Giving to others elevates one’s self
Guru Nanak taught that God is within all people and therefore, serving people is serving God. He encouraged his followers to live normal, compassionate lives in tandem with the larger society. Seva (service to the wider community) and volunteerism towards all people, especially those less privileged or underserved, is a key goal set for all Sikhs.
Sikhism and Service
The Sikh belief in service to others is a crucial component of the religion. The Sikh faith acknowledges that all beings are one, and that living in harmony with each other is a crucial piece of living in peace.
Seva means “selfless service,” meaning service that is done with no thought for one’s personal gain. Sikhs believe that charity should not be given in an attempt to curry favor with God; instead it should be given out of the pure desire to help others, an act that itself brings one closer to God.

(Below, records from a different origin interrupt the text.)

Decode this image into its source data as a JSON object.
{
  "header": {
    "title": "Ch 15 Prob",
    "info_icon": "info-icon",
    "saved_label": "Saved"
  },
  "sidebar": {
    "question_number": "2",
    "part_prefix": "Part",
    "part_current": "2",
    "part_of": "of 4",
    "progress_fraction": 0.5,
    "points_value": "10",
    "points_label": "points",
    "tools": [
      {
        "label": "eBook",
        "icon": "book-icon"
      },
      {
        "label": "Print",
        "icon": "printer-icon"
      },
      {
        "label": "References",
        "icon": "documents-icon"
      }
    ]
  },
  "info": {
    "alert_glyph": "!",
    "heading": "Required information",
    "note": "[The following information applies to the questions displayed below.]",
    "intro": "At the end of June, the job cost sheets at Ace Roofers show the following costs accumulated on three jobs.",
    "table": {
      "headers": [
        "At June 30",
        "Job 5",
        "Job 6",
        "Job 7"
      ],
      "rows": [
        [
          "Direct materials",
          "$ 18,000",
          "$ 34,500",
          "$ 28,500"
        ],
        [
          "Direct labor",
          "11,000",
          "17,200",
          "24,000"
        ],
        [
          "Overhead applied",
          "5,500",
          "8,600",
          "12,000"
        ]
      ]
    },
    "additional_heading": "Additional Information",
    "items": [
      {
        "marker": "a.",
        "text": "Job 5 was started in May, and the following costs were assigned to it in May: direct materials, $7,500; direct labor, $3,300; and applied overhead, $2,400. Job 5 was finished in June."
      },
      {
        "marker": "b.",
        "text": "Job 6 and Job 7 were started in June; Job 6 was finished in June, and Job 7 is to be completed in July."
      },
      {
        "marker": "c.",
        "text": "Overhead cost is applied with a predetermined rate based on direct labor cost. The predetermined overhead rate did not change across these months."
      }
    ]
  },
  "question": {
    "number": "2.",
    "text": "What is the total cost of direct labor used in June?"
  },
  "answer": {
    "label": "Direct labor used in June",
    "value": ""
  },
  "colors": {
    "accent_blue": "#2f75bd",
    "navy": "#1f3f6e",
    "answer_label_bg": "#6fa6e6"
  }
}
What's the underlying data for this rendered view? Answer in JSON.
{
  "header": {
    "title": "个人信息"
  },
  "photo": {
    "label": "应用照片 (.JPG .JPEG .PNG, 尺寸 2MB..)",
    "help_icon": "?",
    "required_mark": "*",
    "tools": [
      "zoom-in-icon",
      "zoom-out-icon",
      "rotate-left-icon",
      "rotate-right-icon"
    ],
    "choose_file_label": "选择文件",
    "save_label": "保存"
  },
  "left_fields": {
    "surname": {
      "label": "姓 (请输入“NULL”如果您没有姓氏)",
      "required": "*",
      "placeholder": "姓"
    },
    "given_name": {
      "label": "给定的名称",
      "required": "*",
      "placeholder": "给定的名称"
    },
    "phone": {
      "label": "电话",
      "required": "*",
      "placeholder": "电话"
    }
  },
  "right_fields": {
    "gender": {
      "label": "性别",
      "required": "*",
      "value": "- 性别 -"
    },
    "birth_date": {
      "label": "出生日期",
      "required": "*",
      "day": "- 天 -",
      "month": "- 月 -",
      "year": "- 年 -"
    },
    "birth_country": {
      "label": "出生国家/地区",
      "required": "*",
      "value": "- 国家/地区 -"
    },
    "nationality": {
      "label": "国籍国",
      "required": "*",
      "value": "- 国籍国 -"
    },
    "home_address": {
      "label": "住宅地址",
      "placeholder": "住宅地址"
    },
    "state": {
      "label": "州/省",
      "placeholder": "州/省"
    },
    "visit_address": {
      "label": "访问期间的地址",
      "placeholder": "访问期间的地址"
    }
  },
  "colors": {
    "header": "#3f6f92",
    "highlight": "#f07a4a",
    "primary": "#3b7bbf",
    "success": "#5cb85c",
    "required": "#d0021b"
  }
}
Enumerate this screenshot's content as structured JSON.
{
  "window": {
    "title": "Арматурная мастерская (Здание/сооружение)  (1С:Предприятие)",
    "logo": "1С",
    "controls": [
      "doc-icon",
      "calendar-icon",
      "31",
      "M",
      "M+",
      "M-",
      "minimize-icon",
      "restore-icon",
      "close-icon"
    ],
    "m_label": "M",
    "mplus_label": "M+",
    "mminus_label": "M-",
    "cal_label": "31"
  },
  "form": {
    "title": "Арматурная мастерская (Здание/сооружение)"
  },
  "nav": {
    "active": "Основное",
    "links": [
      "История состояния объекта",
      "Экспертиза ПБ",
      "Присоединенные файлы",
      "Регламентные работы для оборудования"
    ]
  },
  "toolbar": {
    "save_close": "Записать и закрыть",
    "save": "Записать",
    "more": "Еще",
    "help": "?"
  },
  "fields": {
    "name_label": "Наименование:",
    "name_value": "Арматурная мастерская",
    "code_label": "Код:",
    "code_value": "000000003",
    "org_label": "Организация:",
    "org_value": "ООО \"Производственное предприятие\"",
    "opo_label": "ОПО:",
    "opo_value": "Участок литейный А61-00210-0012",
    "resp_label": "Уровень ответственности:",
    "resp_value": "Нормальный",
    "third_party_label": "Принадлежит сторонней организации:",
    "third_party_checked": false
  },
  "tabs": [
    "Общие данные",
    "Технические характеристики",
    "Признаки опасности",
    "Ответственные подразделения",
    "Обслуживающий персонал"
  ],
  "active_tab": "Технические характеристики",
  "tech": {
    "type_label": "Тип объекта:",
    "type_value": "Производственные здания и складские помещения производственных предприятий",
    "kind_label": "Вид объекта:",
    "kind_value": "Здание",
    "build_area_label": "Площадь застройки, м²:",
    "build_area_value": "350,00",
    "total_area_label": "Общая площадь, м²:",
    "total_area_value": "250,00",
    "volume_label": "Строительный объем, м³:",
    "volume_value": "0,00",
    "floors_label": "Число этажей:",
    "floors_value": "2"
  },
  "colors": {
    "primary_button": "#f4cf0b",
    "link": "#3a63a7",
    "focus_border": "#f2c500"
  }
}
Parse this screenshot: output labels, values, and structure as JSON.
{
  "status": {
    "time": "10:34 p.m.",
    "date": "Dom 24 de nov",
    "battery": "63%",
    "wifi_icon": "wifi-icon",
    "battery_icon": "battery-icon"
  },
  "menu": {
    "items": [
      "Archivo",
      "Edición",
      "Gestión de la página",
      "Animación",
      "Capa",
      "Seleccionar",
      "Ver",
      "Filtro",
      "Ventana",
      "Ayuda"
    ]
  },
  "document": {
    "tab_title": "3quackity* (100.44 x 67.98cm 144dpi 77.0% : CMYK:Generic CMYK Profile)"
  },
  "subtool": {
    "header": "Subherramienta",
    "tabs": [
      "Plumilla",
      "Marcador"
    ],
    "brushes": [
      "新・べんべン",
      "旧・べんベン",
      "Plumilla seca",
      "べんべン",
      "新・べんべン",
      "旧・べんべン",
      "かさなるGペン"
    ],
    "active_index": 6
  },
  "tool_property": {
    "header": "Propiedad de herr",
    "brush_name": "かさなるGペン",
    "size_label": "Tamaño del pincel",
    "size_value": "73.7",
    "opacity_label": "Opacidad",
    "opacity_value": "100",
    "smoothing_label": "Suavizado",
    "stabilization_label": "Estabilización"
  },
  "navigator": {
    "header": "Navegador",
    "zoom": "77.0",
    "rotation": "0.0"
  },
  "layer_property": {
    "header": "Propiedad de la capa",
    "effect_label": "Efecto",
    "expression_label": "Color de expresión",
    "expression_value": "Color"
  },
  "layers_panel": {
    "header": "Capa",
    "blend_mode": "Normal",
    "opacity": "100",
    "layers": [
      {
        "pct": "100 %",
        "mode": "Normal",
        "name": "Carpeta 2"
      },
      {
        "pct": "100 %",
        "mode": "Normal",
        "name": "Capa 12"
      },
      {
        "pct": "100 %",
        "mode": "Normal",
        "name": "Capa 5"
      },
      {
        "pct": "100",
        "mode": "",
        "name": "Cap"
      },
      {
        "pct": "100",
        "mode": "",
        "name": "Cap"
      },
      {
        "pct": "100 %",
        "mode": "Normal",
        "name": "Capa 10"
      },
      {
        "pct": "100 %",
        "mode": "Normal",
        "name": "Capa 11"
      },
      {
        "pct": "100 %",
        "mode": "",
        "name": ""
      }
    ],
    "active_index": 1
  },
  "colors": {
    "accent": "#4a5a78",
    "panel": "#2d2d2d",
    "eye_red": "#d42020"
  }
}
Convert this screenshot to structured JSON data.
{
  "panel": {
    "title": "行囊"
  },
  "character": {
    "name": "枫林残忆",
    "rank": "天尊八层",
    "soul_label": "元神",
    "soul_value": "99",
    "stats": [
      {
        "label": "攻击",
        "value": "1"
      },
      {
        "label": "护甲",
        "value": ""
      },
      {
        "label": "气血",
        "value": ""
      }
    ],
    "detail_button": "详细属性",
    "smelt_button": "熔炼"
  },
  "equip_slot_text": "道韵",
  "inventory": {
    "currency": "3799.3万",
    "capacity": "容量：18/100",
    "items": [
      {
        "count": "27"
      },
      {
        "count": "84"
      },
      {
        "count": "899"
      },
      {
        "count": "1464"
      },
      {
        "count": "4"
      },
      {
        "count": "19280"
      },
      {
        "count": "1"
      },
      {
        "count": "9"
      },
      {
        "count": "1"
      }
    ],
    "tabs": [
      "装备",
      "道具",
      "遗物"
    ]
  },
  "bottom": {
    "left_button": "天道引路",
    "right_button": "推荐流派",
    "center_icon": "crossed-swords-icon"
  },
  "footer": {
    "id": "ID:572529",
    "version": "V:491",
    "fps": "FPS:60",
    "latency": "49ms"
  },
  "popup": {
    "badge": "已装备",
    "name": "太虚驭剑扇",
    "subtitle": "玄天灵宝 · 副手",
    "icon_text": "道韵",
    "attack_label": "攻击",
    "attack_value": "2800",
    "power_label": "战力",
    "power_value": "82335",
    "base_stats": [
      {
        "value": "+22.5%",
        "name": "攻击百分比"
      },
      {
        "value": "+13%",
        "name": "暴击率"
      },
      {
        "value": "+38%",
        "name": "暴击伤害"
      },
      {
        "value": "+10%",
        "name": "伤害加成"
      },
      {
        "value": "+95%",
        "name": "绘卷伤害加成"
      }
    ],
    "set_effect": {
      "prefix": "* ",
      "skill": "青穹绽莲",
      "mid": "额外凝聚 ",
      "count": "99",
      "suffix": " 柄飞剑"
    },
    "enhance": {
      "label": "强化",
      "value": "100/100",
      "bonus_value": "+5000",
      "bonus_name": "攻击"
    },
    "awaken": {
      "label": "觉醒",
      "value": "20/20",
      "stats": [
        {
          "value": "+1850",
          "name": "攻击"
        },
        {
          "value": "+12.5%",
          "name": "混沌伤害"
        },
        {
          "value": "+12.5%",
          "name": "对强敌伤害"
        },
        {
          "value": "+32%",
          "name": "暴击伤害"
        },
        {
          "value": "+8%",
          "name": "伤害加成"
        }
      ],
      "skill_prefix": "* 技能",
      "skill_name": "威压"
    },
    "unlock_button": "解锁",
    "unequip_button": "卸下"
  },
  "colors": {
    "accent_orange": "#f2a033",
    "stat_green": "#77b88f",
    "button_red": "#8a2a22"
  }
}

Guru Nanak taught that all beings have divinity within them; thus, helping one another is helping God.
Each day, Sikhs repeat a prayer called the Ardās; the third part of this prayer as the “sarbat da bhala” which means “blessings for everyone”. The Sikh concept of sarbat da bhala is a wish for all people to prosper, and a Sikh selflessly prays for this each day.
Seva should be practiced without any thought for a reward; rather, it is part of one’s duty as a person to do good for others and for the community.
There are three types of Seva in Sikhism:
Taan – service through physical action. A crucial example of this is the work Sikhs do participating in langar, the community kitchen. Guru Nanak initiated the concept of langar and offering free food to people of every caste, background and age in the community. This tradition is central to the Sikh faith and continues today.
Maan – service through application of the mind. This can mean providing one’s talents, be they intellectual, creative, etc., to others, but it can also mean expressing empathy for others and sharing in their joy and pain.
Dhan – service through material resources, such as charity or philanthropy. Again, charity is not meant to bring personal gain or praise to the giver; charity is made to be selfless and lacking in ego.
The Sikh holy book, The Guru Granth Sahib, states that “You become like the one you serve.” In other words, to become one with God, service is required.